Kaseta jest już zjechana "namaxa". Ale ten Lars Petersen wyczynia sztuczki. Nigdy nie przypuszczałem, że można z deską zrobić takie rzeczy.

1 stycznia

Nowy Rok to tradycyjnie czas postanowień. Ja postanawiam zmienić coś w moim WS. Dość pływania połówka-rufa-połówka. To potrafi każdy. Czas wybić się nad tłumy ! To będzie MÓJ SEZON. Po 4 prawie bezwietrznych sezonach, w końcu muszą nadejść wiatry! Czytałem kiedyś na Grupie, że obecnie nauka manewrów dzięki produkowanemu sprzętowi to dziecinna igraszka, poza tym "nie świeci garnki lepią". Decyzja zapadła. Zamieniam sprzęt na freestylowy.
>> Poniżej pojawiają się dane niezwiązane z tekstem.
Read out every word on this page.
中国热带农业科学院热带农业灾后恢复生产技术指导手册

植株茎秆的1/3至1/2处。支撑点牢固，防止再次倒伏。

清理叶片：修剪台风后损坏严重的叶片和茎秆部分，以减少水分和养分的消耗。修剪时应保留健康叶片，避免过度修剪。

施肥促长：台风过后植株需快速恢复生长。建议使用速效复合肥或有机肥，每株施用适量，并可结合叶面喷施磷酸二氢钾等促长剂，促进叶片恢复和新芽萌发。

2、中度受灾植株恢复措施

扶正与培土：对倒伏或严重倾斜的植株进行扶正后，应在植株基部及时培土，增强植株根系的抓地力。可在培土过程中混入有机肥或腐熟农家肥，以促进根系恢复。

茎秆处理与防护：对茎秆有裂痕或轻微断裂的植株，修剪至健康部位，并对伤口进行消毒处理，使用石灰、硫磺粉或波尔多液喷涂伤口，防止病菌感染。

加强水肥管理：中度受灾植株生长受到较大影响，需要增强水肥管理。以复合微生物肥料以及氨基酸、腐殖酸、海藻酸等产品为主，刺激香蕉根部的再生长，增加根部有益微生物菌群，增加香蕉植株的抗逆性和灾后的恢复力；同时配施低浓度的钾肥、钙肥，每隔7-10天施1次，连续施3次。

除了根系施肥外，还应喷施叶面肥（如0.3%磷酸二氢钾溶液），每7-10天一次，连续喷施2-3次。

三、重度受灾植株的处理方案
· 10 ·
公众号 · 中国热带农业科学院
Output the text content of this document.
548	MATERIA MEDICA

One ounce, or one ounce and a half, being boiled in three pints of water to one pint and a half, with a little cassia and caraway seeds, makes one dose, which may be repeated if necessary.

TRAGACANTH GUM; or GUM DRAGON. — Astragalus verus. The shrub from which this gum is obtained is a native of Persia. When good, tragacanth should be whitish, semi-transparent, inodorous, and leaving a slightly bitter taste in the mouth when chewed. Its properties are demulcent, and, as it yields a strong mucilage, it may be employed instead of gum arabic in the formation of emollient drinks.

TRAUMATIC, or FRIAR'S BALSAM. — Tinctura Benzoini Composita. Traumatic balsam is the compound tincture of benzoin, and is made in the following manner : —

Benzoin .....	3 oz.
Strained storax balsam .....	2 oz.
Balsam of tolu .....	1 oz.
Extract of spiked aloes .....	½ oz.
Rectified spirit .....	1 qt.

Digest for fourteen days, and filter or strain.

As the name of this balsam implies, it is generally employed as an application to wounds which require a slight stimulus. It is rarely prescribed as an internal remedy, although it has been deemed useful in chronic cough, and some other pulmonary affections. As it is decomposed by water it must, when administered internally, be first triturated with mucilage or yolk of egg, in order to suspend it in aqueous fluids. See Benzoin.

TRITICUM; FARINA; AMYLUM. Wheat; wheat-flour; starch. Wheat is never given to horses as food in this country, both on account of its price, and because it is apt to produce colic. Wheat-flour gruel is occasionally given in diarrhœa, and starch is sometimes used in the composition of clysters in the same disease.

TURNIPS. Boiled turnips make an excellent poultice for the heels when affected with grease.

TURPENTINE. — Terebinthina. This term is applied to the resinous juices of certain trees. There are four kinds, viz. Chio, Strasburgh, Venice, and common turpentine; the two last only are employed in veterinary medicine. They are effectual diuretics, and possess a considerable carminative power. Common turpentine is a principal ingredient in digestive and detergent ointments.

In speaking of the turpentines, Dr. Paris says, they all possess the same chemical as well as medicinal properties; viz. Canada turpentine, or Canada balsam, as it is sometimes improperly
Tylko jak przekonać o tym żonę?

20 stycznia

Po informacjach znalezionych w Desce i Magazynie WS, internecie i na Grupie postanowiłem kupić BT 3S 258 i zmienić swoje 3 żagle na typowo freestylowe - nie ma to jak profesjonalne podejście. Moje wybory to Arrows
Trixx, North Volcano Pro i Sailworks Revolution.

1 luty

Rozmowa z żoną. Grunt przygotowywałem już od miesiąca. Nic nie mowię o wymianie żagli, żona i tak się nie zorientuje, że je zmieniłem, przecież
leżą w pokrowcu, a na wodzie to każdy monofilm wygląda podobnie.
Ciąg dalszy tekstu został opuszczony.